Die Hilfe hat 100 Gesichter

SERRIG. Wenn zwei sich streiten, freut sich der Dritte – oder er schlichtet. Bloß wie? Rund 20 Schüler des Auguste-Viktoria-Gymnasiums Trier wollten wissen, was zu tun ist, wenn auf dem Schulhof die Fäuste fliegen. Im Schullandheim Serrig bereiteten sich die Mädchen und Jungen auf ihre künftige Rolle als Streitschlichter vor.

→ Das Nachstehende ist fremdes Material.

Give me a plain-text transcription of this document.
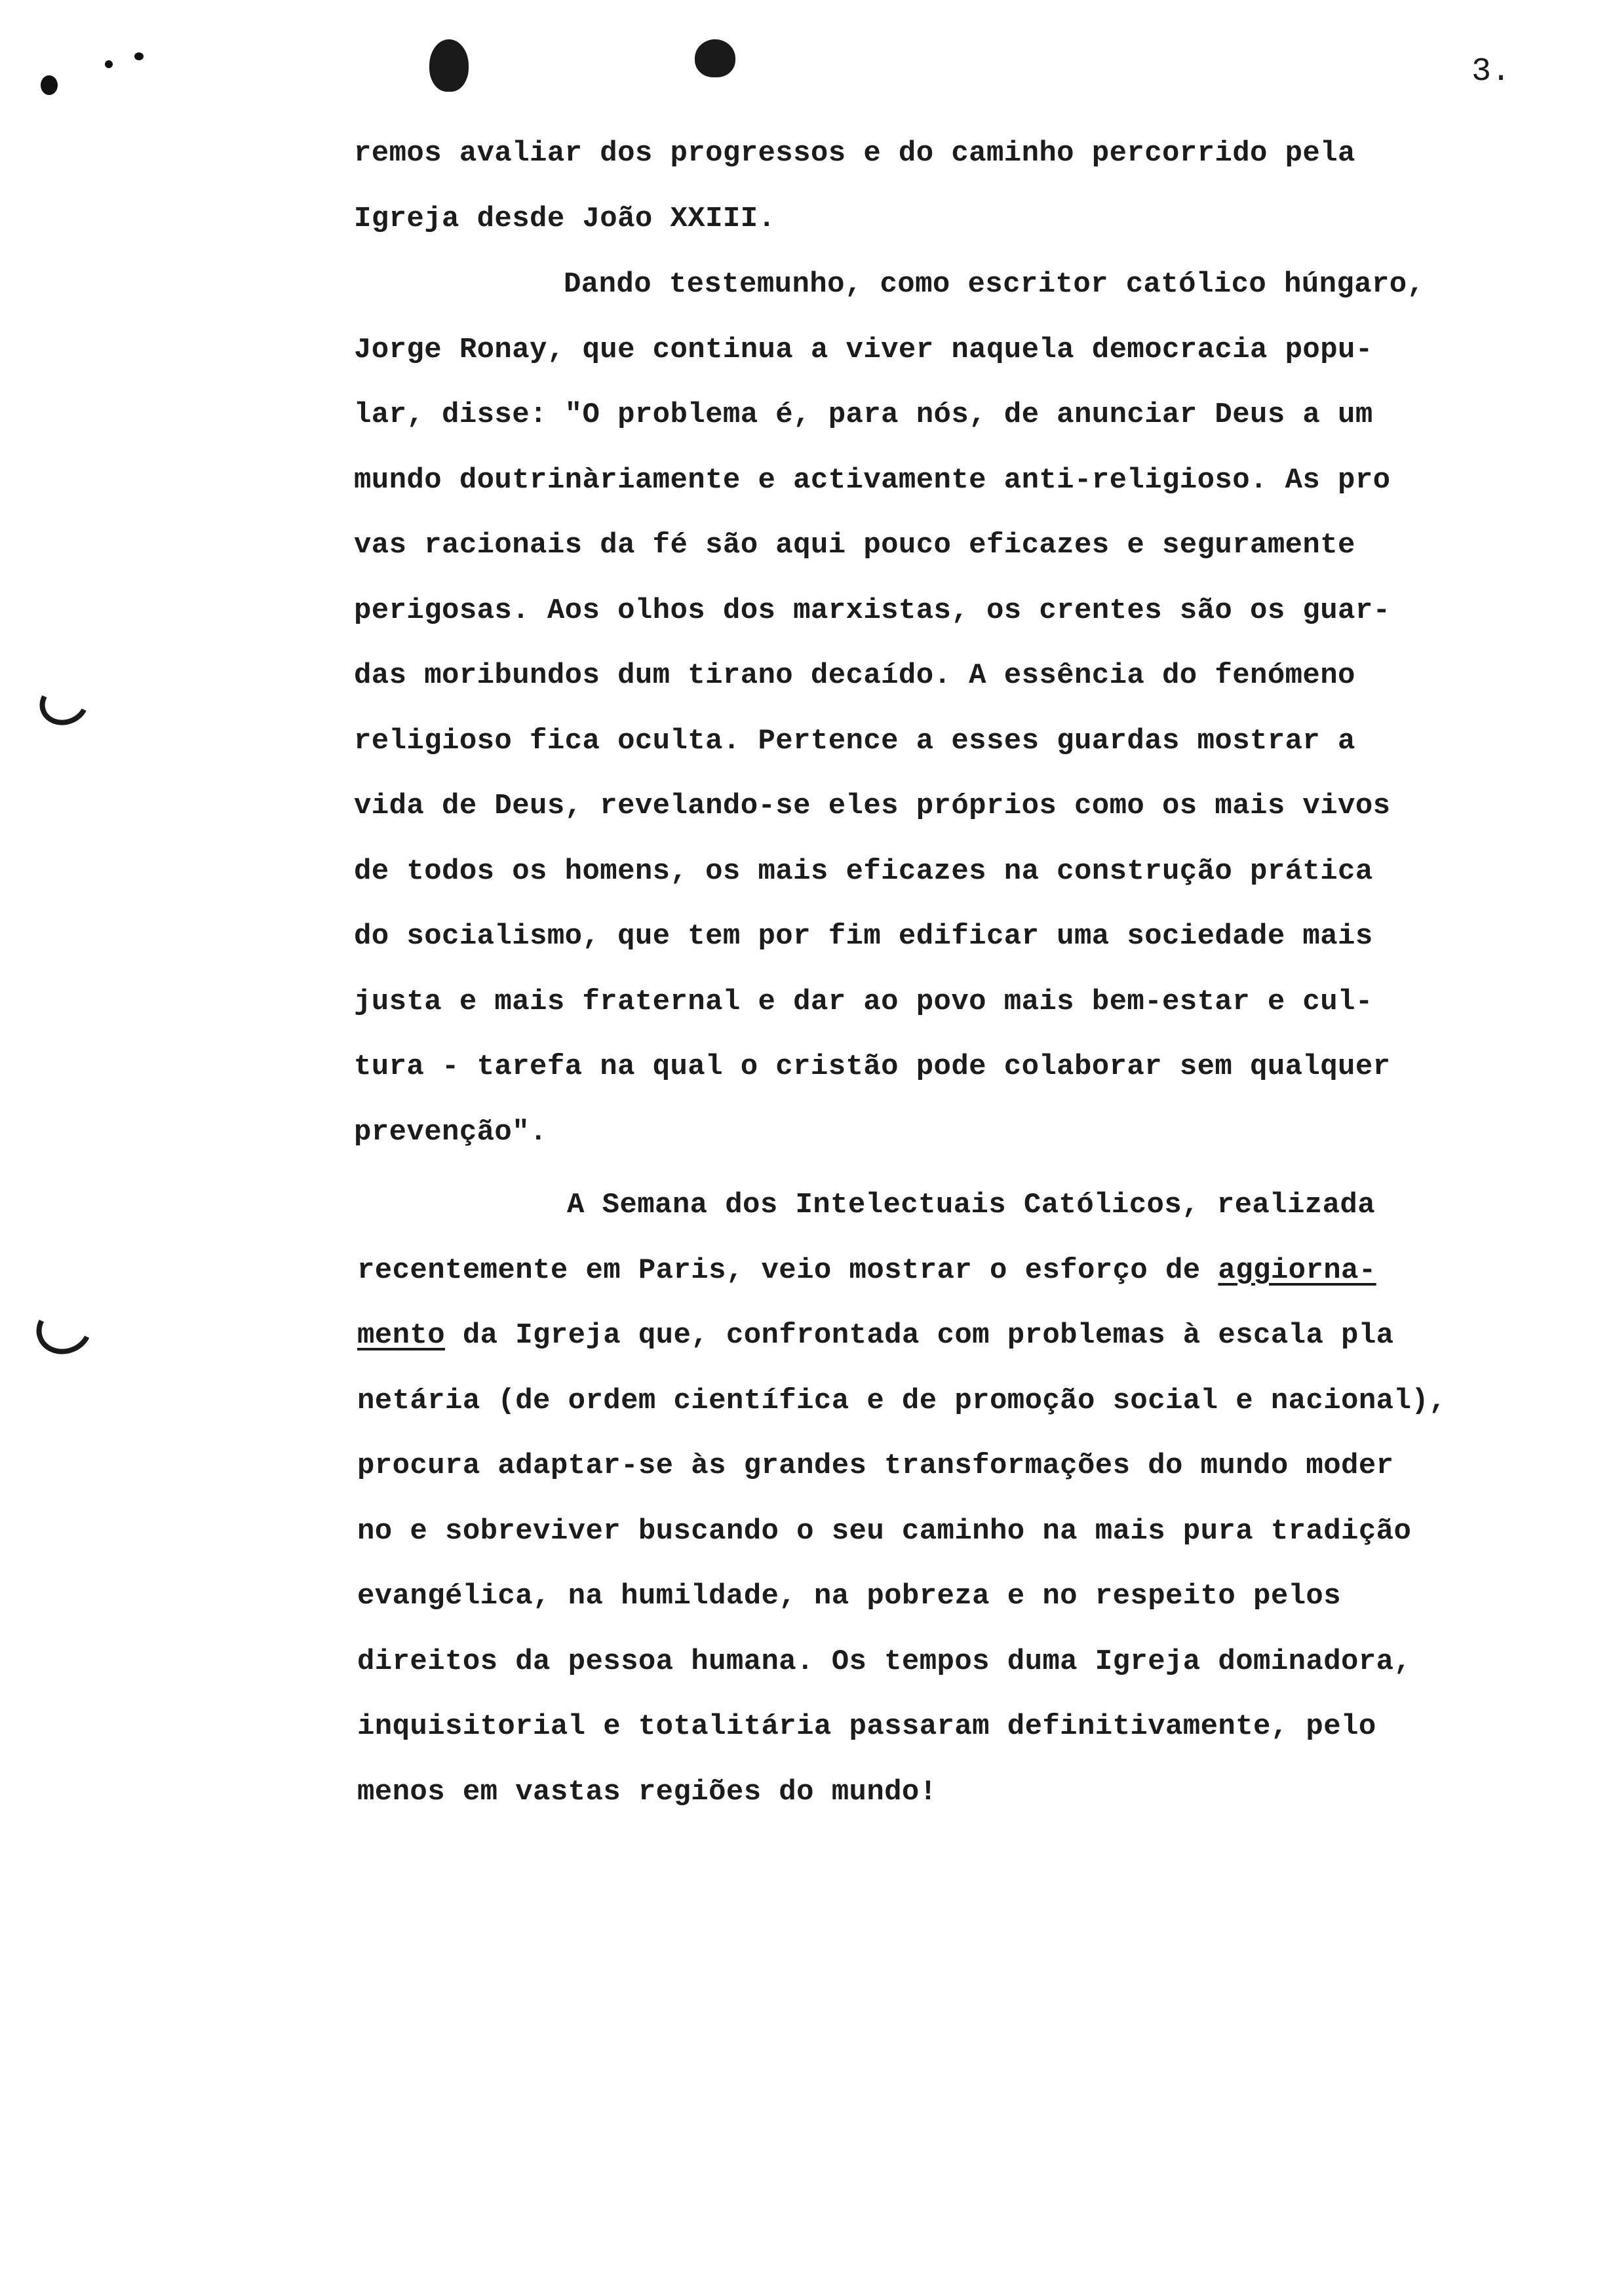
3.
remos avaliar dos progressos e do caminho percorrido pela
Igreja desde João XXIII.
Dando testemunho, como escritor católico húngaro,
Jorge Ronay, que continua a viver naquela democracia popu-
lar, disse: "O problema é, para nós, de anunciar Deus a um
mundo doutrinàriamente e activamente anti-religioso. As pro
vas racionais da fé são aqui pouco eficazes e seguramente
perigosas. Aos olhos dos marxistas, os crentes são os guar-
das moribundos dum tirano decaído. A essência do fenómeno
religioso fica oculta. Pertence a esses guardas mostrar a
vida de Deus, revelando-se eles próprios como os mais vivos
de todos os homens, os mais eficazes na construção prática
do socialismo, que tem por fim edificar uma sociedade mais
justa e mais fraternal e dar ao povo mais bem-estar e cul-
tura - tarefa na qual o cristão pode colaborar sem qualquer
prevenção".
A Semana dos Intelectuais Católicos, realizada
recentemente em Paris, veio mostrar o esforço de aggiorna-
mento da Igreja que, confrontada com problemas à escala pla
netária (de ordem científica e de promoção social e nacional),
procura adaptar-se às grandes transformações do mundo moder
no e sobreviver buscando o seu caminho na mais pura tradição
evangélica, na humildade, na pobreza e no respeito pelos
direitos da pessoa humana. Os tempos duma Igreja dominadora,
inquisitorial e totalitária passaram definitivamente, pelo
menos em vastas regiões do mundo!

Jeder kennt die Situation: Auf dem Schulhof fliegen die Fäuste und um die beiden Streithähne haben sich Schaulustige versammelt. Der herbeigerufene Lehrer beendet die Keilerei und verdonnert die Kontrahenten zu Strafarbeiten oder Nachsitzen. Allerdings: Die Langzeitwirkung dieser üblichen Maßnahmen aus der pädagogischen "Trickkiste" ist eher zweifelhaft. Klar, die Tätlichkeiten sind - zumindest vorerst - beendet, doch ist damit auch der Konflikt zwischen den Schülern gelöst?Schiedsleute als Vorbild

Schon die alten Ägypter bedienten sich so genannter "Mediatoren", um Streitigkeiten im Volk auf dem Verhandlungsweg zu beenden. Auch heute setzt hier zu Lande der Staat, beispielsweise im Bereich Nachbarschaftsrecht, auf Schiedsleute. Da lag es nah, die Methode auch in der Schule anzuwenden. Schon seit Jahren sind auf deutschen Schulhöfen Schülerinnen und Schüler als Streitschlichter unterwegs. Auch am Auguste-Viktoria-Gymnasium in Trier sollen demnächst Mediatoren zum Einsatz kommen. Lehrerin Wenke Schulenberg berichtet: "Die unter anderem aus negativen Einflüssen aus dem sozialen Umfeld und steigendem Leistungsdruck resultierende hohe Gewaltbereitschaft bei jungen Leuten hat ein Handeln notwendig gemacht." Zudem erhoffe man sich, das Schulklima nachhaltig verbessern zu können - "abgesehen von der Entlastung für die Lehrer", so Schulenberg. Ganz so einfach, wie es zunächst den Anschein hat, ist die Sache allerdings nicht. Sicheres Auftreten, Gerechtigkeitssinn und die Fähigkeit, Stimmungen zu erkennen, sind Eigenschaften, die ein potenzieller Streitschlichter mitbringen muss. Denn er oder sie soll den Kontrahenten schließlich helfen, eine Brücke zur Verständigung zu bauen, statt Richter zu spielen. Deshalb steht am Anfang einer "Streitschlichter-Karriere" zunächst viel Training. Zu diesem Zweck und im Rahmen der Initiative "Wer nichts tut, macht mit" der Polizei hatten sich rund 20 Schülerinnen und Schüler des Trierer Gymnasiums auf den Weg ins Schullandheim Serrig gemacht. Zwei Tage lang hatten die Achtklässler die Gelegenheit, unter Anleitung von speziell ausgebildeten Lehrern in ihre künftige Rolle hineinzuschnuppern.Unterschiedliche Beweggründe

Weshalb aber wollen sich die 13- bis 14-Jährigen für eine gewaltfreie Schule engagieren? Während der eine seinen Schulkameraden schlicht helfen möchte, einen Konflikt zu lösen, bevor es zum Schlagabtausch kommt, erhofft sich der andere, "etwas für mein Leben zu lernen". Zu hören war auch: "Ich finde es gut, wenn im Fall des Falles jemand da ist, der helfen kann." Generell sei es wünschenswert, Streitigkeiten untereinander und ohne Gewalt zu lösen, lautete der Tenor. Uwe Konz, Beauftragter für Jugendsachen bei der Polizeidirektion Trier, gab zu bedenken: "Wenn man einen Konflikt, der bereits eskaliert ist, beenden will, ist darauf zu achten, dass man sich selbst nicht in Gefahr bringt." Denn: "Die Hilfe hat 100 Gesichter", so Konz. Nach dem Einführungskurs in Serrig wollen die Schüler des Auguste-Viktoria-Gymnasiums ein halbes Jahr lang mindestens zwei Schulstunden pro Woche dem Thema widmen. Später soll ein "Streitschlichterraum" eingerichtet werden, der - abseits des Schulhofs - den passenden Rahmen für ein klärendes Gespräch und damit die Grundlage für eine gewaltfreie und dauerhafte Lösung bietet.